Hope that makes sense :)

[vetras]

sorry :) I might have explained myself wrong.
I meant; What if you rename the size property to count, for example.
Would the Pizza be renamed to pizza.count?
Can the IDE pick that up? (pun intended 😎)

[Sam Piggott]

I guess if you wanted to add count to the new type, could you do something like so:

interface Pizza extends Pick<Consumable, "size" | "caloriesPerServing"> {
    count: number;
}

That way, you'd get size, caloriesPerServing and count as properties on the Pizza type?

Unsure if that's what you're asking, but I hope that helps!

[vetras]

true. that is not what I meant. I mean renaming the original property named "size" to the new name "count" (as an example).

Refactoring is a big part of writing maintainable software and renaming is a basic corner stone of refactoring.
Hence my question.

[Sam Piggott]

I think I understand - so you're suggesting if we renamed size to count, this would cause issues?

Type-checking would catch that (the beauty of TypeScript!). In the below example, we pick the two properties to create the new Pizza type...

type Pizza = Pick<Consumable, "size" | "caloriesPerServing">;

const pepperoniPizza: Pizza = {
    size: "large",
    caloriesPerServing: 500
}

But if we renamed "size" to "count", as you suggested...

type Pizza = Pick<Consumable, "size" | "caloriesPerServing">;

const pepperoniPizza: Pizza = {
    count: "large",
    caloriesPerServing: 500
}

Then we would receive a type error at compile time on the pepperoniPizza declaration line, as the object's shape (Pizza) does not have the property count.
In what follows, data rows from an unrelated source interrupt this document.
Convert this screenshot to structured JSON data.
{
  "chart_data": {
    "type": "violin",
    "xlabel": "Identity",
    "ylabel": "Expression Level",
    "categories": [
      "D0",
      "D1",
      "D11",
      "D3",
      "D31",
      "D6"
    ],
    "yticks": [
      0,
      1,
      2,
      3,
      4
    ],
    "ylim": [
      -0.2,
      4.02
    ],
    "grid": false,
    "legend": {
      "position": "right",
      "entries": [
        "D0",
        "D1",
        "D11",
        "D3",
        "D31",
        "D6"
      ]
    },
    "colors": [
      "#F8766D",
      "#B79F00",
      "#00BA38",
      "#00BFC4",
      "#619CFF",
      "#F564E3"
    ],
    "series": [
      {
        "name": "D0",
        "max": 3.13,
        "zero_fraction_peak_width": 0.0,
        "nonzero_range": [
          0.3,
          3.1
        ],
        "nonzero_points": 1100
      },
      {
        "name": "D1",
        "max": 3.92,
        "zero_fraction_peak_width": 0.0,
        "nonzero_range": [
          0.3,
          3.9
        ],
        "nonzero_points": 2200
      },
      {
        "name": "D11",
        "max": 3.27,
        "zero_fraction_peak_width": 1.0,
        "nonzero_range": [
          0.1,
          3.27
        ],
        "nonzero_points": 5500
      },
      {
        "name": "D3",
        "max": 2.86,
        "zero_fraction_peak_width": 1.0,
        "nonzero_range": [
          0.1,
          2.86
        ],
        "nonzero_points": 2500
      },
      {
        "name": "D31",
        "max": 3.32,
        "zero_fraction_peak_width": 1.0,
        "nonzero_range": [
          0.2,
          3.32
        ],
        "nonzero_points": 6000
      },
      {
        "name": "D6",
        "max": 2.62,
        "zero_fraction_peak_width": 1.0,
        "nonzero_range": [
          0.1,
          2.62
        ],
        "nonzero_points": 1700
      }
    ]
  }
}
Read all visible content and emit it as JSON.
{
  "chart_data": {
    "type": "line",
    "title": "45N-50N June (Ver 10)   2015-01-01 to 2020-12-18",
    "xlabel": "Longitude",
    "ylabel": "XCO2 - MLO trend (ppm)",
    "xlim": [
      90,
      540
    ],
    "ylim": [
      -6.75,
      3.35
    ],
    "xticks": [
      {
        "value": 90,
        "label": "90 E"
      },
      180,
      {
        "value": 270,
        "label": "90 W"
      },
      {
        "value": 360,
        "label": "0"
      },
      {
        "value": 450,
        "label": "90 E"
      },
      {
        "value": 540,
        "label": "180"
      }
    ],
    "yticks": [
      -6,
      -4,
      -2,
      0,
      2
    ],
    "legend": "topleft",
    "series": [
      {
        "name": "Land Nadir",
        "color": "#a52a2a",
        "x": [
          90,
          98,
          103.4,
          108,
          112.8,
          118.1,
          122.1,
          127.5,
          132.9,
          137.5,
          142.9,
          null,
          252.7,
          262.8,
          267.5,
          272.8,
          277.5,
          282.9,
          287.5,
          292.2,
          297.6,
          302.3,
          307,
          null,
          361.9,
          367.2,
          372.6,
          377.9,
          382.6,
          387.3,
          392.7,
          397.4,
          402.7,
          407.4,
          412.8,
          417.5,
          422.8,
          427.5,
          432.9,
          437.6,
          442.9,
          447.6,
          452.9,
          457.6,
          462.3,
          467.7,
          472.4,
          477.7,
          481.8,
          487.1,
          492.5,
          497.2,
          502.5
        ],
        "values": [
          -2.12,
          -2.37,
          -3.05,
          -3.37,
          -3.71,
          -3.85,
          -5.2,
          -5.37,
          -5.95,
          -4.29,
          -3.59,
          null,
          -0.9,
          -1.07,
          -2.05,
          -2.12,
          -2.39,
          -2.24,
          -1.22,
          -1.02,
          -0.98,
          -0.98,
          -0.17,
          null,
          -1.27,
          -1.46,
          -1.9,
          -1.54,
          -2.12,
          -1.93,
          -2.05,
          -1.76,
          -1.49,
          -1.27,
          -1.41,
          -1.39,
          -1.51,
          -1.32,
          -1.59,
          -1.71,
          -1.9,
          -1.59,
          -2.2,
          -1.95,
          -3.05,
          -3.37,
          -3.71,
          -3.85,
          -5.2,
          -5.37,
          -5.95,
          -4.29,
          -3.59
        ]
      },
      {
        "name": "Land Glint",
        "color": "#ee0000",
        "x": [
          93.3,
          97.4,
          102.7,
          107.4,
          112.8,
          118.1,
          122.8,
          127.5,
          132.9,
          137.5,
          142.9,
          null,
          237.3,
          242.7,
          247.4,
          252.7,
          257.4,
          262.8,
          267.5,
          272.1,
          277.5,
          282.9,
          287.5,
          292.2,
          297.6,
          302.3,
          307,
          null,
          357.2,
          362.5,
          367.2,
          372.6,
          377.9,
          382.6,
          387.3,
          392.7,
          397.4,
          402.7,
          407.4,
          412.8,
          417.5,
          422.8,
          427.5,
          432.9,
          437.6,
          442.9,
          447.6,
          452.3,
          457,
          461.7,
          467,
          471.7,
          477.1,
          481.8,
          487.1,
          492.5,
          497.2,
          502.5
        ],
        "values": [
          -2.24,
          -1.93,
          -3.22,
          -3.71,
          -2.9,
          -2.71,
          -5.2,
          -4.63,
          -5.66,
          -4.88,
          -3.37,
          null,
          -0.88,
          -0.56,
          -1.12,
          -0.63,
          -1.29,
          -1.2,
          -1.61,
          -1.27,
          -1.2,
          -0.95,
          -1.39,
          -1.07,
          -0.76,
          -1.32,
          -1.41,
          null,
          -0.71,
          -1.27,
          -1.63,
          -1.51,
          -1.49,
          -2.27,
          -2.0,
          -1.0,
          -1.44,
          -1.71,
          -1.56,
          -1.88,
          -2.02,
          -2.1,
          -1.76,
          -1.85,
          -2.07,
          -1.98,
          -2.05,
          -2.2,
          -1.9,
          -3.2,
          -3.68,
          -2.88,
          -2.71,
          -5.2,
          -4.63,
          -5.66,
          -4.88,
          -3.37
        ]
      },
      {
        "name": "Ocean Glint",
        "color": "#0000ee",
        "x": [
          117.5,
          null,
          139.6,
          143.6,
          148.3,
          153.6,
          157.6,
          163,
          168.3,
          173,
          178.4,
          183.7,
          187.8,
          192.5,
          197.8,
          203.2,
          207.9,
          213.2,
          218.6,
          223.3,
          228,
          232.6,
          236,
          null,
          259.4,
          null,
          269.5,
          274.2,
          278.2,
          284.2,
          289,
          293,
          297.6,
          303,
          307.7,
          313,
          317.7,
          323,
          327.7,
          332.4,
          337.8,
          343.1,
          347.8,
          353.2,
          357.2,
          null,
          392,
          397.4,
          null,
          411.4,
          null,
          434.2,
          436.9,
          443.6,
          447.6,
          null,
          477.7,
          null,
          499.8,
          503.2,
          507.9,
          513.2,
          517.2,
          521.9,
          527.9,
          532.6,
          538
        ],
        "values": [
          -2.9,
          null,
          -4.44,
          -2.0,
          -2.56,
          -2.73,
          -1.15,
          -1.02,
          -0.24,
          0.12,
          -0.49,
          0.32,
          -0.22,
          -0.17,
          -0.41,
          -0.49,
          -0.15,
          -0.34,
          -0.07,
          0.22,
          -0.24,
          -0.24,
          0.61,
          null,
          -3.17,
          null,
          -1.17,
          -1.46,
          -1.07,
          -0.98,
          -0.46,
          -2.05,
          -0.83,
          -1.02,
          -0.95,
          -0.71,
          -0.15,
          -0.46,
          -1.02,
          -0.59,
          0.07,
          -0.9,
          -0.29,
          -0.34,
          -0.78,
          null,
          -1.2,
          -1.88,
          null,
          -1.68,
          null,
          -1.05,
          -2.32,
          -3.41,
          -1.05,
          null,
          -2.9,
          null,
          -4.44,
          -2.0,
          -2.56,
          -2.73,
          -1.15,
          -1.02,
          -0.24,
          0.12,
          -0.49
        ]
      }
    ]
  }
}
We could then perform the changes we require on our type:

type Pizza = Pick<Consumable, "count" | "caloriesPerServing">;

...which would resolve the issue.

Did that make sense? Hope that answers your question!

[vetras]

Did that make sense?

yes it does

Hope that answers your question!!

yes it does

thanks!

[Sam Piggott]

Ah, that's great to hear. Sorry I misunderstood you initially! :)